Introduction to Waste Disposal

Most wastes generated in the laboratories and shops located on campus are prohibited from disposal in the regular trash or down the drain. Many of these wastes are regulated under the federal Resource Conservation and Recovery Act (RCRA).

The term hazardous waste is defined under RCRA as solids, liquids, and gases that exhibit certain characteristics or are specifically listed in the rules.

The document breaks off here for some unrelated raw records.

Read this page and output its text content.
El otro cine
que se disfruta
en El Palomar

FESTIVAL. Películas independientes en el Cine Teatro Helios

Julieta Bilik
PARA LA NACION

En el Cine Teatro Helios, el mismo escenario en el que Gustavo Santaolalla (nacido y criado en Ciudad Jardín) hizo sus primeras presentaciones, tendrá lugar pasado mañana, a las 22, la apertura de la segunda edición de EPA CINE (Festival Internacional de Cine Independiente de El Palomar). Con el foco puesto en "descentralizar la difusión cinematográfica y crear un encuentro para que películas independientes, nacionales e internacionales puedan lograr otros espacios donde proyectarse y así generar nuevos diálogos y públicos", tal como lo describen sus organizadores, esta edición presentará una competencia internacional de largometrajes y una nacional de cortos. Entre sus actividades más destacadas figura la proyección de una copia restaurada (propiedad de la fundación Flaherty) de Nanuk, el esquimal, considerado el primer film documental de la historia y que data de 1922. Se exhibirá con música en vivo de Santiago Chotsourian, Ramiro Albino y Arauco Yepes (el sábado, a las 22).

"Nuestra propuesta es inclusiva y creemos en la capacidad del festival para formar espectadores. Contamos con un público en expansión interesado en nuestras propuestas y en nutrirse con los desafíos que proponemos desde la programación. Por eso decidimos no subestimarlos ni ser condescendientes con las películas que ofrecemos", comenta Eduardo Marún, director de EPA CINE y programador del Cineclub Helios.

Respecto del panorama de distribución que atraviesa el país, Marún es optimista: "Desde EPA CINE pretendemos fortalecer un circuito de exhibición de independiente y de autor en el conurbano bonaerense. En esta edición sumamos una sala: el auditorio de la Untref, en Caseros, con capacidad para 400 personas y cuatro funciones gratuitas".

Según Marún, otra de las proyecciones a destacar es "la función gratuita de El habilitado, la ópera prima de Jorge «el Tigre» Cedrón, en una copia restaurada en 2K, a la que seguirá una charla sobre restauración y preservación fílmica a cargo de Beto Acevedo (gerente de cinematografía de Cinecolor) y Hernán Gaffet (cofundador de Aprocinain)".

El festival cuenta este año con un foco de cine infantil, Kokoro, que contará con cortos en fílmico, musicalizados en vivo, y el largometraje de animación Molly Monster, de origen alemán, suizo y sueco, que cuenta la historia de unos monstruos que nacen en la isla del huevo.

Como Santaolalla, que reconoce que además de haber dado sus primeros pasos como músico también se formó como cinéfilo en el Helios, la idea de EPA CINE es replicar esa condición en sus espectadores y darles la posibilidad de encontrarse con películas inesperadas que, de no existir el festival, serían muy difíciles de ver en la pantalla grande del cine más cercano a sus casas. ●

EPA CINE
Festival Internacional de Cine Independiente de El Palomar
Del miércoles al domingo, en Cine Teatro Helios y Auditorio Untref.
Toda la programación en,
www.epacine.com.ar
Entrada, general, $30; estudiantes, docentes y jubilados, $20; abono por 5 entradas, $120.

Hazardous waste is regulated under a “cradle to grave” concept, meaning that the waste is tracked via written records from the time it becomes a waste, and that ownership remains with the generator forever. Therefore, the best method to reduce the risk of future remediation costs is to reduce the amount of hazardous waste generated. It is essential to consider the amounts and types of wastes that will be generated when a project is in the proposal stage in order to ensure that a disposal method exists that is both legal and affordable—and to minimize the amount of waste generated. Every person responsible for the generation of waste at Michigan Tech must understand the proper disposal procedures and the requirements of the Michigan hazardous waste rules under RCRA.

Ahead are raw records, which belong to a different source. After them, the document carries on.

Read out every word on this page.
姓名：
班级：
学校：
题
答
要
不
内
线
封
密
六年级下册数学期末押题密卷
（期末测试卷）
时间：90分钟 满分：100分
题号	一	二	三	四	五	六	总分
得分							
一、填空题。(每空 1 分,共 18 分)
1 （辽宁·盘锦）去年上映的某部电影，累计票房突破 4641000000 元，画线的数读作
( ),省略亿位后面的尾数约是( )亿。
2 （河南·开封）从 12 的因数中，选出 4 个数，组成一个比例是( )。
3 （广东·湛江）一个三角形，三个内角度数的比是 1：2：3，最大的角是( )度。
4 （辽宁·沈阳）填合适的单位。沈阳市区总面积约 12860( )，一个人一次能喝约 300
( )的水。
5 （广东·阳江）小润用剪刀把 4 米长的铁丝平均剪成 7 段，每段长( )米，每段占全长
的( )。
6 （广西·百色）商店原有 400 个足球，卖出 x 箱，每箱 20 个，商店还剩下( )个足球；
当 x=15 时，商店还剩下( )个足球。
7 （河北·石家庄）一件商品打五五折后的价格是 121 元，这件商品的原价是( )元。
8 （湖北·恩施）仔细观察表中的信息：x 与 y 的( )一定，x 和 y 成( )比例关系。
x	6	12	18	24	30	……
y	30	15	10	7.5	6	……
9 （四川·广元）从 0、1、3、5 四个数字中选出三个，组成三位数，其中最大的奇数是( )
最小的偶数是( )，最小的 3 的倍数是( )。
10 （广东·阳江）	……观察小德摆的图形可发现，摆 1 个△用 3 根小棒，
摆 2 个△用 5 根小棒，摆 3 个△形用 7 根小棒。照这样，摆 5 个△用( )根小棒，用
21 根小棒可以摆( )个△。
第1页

Rules for Hazardous Waste Accumulation

  • A generator must perform a “waste determination” to see if a waste is regulated under RCRA. That determination can be based on the generator’s knowledge of the waste composition or through chemical analysis if the composition is unknown. The waste determination must be made no later than the moment a substance becomes a waste. Documentation supporting this waste determination must be kept on file for three years.
  • Hazardous waste must be accumulated and stored at the point of generation until removed by Occupational Safety and Health Services (OSHS) and must be:
    • Collected in a container that is compatible with its contents under all conditions that it might be subjected to during accumulation, storage, and shipment.
    • Kept tightly sealed except when adding waste to the container.
    • Handled only by personnel trained in the requirements of these hazardous waste rules.
    • Removed from the accumulation area within three days if the quantity of any one waste exceeds fifty-five gallons. (From a safety perspective, no more than five gallons should be accumulated in a laboratory or shop.)
    • Labeled with the words “hazardous waste,” the waste identification number (see below), the accumulation start date, and a chemical description.

Hazardous Waste Determination

Waste determination involves comparing the characteristics and composition of the waste to the descriptions and tables contained in the hazardous waste rules. The basic process involves answering the following questions:

Is the waste specifically listed in any of the tables (see Waste Descriptions)?

Does the waste meet the definition of ignitability (see Waste Descriptions)?

Does the waste meet the definition of corrosivity (see Waste Descriptions)?

Does the waste meet the definition of reactivity (see Waste Descriptions)?

Does the waste meet the definition of toxicity (see Waste Descriptions)?

If the answer to any of these questions is yes, the waste is regulated and the rules in 2 (a-e), above, apply. If the answer to all of the questions is no, the rules in 2 (a-e) apply except that the words “hazardous waste” and the waste identification number may be omitted from the label.